In 2006, residents of Lohachara Island in the Bay of Bengal, whose landmass had eroded away, relocated to nearby Sagar Island; in 2007, residents of Papua New Guinea's Carteret Islands began being evacuated to nearby Bougainville, in what is often described as one of the first relocations attributed to climate change.

International Lawyer, Rosemary G. Rayfuse, has pointed to an earlier historical precedent, describing this approach where, during the 1870s, tens of thousands of Icelanders were driven out of Iceland as a result of crushing poverty exacerbated by a devastating volcanic eruption that destroyed half the island. The Canadian government entered into an agreement with these settlers granting them a suitably large piece of land for their new colony, providing them with funding and livestock to assist in their resettlement, and guaranteeing their rights both as citizens of Canada and of Iceland for themselves and their descendants. The colony of New Iceland was run by a government committee elected from amongst the settlers. Located in what is now southern Manitoba, New Iceland eventually joined the province of Manitoba becoming fully integrated into Canada.

==== Moving State ====
This scenario resembles moving population, except that the receiving state cedes sovereignty over the territory as well as its use, typically through a treaty of cession. This would be accomplished by a treaty of cession. That is how the United States acquired the Louisiana Territories from France in 1803and what is now Alaska from Russia in 1867, and the Holy See’s acquisition of Vatican City from Italy under the 1929 Lateran Treaty.A major difficulty with both the moving-population and moving-state approaches is the position of the current inhabitants of any territory offered for this purpose is that most of the world’s habitable land is already occupied, and the limited economic resources of small island states would make it very difficult for them to negotiate the purchase of a substantial new territory. The majority of the planet’s livable areas are currently occupied and also considering that these islands are economically vulnerable and challenged it would be very difficult to negotiate if they want to buy a piece of territory.

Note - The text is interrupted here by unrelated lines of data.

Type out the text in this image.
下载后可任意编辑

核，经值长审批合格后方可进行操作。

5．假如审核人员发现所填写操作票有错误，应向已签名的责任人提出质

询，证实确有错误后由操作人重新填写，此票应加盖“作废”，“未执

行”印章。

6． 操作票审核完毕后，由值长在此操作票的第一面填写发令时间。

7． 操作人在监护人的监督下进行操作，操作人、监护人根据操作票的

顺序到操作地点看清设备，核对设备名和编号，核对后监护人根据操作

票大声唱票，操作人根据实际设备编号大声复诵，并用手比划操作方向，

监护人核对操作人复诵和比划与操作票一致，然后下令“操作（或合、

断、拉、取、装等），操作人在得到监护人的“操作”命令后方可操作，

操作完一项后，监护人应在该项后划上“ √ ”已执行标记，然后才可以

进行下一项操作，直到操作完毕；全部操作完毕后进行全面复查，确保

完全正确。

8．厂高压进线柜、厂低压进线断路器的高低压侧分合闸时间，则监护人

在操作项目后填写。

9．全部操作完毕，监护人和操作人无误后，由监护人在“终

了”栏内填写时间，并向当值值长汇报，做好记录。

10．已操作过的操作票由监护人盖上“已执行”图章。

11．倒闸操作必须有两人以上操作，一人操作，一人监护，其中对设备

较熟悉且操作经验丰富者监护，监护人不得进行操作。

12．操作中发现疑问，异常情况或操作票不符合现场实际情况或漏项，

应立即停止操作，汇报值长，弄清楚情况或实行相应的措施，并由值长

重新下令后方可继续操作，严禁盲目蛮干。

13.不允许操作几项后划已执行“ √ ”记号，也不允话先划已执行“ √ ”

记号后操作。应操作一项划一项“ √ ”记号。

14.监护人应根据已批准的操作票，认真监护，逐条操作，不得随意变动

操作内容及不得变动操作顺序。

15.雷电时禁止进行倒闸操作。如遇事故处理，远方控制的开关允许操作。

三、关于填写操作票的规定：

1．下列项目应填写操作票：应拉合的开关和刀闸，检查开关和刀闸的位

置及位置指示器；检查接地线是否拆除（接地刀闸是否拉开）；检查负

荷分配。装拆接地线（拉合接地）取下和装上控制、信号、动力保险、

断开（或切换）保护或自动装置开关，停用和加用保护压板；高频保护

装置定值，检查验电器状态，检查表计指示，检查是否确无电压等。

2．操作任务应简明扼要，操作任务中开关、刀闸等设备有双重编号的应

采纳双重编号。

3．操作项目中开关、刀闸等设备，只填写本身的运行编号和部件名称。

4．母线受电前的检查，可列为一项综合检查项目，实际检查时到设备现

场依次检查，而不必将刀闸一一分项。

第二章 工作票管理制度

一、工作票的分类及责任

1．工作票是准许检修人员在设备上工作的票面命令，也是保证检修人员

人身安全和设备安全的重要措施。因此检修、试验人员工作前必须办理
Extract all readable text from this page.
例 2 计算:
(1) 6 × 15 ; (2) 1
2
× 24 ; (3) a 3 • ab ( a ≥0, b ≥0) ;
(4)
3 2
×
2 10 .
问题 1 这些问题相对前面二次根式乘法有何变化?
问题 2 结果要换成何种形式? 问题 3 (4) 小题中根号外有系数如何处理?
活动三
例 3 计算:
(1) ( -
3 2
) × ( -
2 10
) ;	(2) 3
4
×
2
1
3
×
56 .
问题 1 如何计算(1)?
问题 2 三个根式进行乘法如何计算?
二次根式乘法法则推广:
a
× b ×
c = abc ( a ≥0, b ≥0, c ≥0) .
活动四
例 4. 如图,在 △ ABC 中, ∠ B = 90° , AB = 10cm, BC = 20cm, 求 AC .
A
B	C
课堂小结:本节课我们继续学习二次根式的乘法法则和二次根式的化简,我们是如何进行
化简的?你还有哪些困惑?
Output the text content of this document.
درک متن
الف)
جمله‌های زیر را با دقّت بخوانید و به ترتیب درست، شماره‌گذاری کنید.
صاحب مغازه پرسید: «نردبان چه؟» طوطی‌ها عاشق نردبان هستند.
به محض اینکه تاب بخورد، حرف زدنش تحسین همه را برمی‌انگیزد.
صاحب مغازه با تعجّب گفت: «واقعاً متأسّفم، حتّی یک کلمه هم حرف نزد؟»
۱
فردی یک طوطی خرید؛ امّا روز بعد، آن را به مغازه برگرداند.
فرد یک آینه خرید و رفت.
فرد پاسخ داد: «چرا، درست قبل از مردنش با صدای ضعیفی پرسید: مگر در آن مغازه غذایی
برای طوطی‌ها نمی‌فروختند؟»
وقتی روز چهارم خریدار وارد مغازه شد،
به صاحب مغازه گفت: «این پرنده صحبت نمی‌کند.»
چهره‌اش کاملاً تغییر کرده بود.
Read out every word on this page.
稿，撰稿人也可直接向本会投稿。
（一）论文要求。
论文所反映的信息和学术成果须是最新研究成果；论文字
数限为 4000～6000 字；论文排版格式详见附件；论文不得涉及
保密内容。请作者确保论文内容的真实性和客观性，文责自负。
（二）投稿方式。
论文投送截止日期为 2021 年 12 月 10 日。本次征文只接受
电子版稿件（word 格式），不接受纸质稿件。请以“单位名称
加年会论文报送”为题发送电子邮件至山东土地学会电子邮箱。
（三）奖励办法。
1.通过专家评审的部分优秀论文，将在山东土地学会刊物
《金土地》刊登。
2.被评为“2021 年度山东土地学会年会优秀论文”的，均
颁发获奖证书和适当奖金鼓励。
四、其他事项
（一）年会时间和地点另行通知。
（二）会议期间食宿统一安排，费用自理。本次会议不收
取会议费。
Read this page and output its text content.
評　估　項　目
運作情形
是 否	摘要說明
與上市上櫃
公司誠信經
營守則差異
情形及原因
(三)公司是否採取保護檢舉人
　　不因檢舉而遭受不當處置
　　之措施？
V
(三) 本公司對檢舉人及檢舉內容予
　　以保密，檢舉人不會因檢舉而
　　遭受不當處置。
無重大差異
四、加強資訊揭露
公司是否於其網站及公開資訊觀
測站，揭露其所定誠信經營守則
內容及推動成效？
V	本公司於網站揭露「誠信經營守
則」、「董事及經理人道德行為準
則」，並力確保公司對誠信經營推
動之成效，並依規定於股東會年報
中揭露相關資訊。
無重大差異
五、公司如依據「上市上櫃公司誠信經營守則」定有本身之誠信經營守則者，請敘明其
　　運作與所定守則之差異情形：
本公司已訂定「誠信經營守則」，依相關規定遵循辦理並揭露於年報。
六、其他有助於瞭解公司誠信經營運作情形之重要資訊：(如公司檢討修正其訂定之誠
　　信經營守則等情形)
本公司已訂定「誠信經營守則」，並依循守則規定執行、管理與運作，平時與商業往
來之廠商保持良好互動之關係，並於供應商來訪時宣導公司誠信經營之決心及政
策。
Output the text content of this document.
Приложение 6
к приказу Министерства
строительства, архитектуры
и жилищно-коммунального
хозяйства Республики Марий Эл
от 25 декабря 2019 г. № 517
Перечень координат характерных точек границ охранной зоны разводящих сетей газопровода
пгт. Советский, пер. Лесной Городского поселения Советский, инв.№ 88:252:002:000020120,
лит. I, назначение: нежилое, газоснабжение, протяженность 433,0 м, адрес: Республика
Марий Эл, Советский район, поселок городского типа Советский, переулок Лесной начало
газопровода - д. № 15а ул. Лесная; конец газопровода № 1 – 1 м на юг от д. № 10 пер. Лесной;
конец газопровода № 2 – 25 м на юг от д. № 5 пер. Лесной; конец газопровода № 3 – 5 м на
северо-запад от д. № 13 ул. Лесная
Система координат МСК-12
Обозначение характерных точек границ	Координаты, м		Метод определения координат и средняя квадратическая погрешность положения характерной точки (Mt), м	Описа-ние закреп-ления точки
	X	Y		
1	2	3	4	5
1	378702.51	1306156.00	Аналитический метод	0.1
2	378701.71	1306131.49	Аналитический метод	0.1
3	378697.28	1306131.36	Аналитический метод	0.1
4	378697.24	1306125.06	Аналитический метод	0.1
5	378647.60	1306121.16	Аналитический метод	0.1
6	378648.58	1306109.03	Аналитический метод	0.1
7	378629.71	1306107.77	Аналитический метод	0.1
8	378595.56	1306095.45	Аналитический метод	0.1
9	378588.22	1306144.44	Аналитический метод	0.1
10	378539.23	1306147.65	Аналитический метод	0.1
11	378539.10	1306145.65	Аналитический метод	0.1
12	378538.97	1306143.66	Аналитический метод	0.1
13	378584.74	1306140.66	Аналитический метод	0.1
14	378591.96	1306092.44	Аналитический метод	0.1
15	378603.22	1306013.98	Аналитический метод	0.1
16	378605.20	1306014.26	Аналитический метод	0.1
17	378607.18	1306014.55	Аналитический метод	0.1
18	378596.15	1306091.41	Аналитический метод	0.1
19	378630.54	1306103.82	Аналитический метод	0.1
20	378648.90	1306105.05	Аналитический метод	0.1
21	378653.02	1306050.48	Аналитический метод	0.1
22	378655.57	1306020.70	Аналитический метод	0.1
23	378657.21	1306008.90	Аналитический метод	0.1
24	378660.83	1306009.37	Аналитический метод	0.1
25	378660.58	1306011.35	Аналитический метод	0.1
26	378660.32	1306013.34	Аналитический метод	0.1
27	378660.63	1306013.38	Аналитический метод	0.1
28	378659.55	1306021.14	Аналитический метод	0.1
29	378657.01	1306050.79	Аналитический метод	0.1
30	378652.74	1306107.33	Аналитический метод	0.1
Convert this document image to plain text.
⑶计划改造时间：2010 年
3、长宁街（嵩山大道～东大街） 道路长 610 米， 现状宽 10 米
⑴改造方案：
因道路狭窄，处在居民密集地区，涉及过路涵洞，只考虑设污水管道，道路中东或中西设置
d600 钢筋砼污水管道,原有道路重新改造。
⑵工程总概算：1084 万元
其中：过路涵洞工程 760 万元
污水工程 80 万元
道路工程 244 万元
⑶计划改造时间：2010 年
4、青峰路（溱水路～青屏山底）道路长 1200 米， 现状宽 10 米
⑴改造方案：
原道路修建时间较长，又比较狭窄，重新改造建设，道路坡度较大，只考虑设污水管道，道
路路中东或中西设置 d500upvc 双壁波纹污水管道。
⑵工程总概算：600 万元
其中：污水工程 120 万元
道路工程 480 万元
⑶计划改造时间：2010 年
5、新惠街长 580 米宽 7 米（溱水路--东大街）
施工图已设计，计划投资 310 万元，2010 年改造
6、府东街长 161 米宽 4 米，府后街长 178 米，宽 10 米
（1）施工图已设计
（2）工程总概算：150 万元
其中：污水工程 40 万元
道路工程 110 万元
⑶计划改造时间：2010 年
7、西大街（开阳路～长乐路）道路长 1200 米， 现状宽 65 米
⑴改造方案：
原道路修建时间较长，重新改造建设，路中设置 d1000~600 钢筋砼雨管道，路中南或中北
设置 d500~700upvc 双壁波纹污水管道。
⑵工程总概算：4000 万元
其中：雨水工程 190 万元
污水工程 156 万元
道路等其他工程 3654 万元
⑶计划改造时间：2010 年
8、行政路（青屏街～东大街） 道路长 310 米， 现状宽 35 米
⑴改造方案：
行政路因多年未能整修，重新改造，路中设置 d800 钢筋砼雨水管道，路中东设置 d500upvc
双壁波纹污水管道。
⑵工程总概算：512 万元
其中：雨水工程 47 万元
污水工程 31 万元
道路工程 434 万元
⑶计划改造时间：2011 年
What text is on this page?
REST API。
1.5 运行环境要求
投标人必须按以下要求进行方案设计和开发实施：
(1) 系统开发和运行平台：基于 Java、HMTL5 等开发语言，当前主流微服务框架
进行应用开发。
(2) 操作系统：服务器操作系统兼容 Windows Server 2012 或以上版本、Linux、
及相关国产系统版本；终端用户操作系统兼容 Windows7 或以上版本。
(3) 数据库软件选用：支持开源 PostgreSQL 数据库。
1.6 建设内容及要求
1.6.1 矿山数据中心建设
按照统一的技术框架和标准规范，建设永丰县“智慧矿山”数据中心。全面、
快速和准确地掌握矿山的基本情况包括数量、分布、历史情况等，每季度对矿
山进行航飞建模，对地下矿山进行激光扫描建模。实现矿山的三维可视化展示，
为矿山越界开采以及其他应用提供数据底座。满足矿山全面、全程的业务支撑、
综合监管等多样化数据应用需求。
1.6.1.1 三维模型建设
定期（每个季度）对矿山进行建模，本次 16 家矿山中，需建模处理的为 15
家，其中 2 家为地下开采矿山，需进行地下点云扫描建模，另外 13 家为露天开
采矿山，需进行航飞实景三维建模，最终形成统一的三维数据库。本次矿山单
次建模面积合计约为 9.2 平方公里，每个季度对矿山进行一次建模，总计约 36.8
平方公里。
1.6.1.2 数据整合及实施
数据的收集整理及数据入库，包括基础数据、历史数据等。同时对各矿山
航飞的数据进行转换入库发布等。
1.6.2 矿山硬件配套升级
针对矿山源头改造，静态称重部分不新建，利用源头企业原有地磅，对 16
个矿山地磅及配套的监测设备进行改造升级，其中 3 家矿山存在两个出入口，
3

==== Association with Another State ====
Some states have merged with, confederated with, or entered hybrid governance arrangements with others, a practice partly formalised by the 1978 Vienna Convention on Succession of States in respect of Treaties.In 1964, the small island state of Zanzibar, in the Indian Ocean, merged with the much larger nearby Tanganyika to form the United Republic of Tanzania and in 1990,the Yemen Arab Republic and the People’s Democratic Republic of Yemen merged to become the Republic of Yemen. However, all of these resulted from political and not environmental developments. Association can produce a range of governance outcomes, from full absorption to a significant degree of continued self-government like the Cook Islands, for instance, are considered part of the “Realm of New Zealand” but have been self-governing since 1965, and Cook Islanders remain New Zealand citizens and hold New Zealand passports.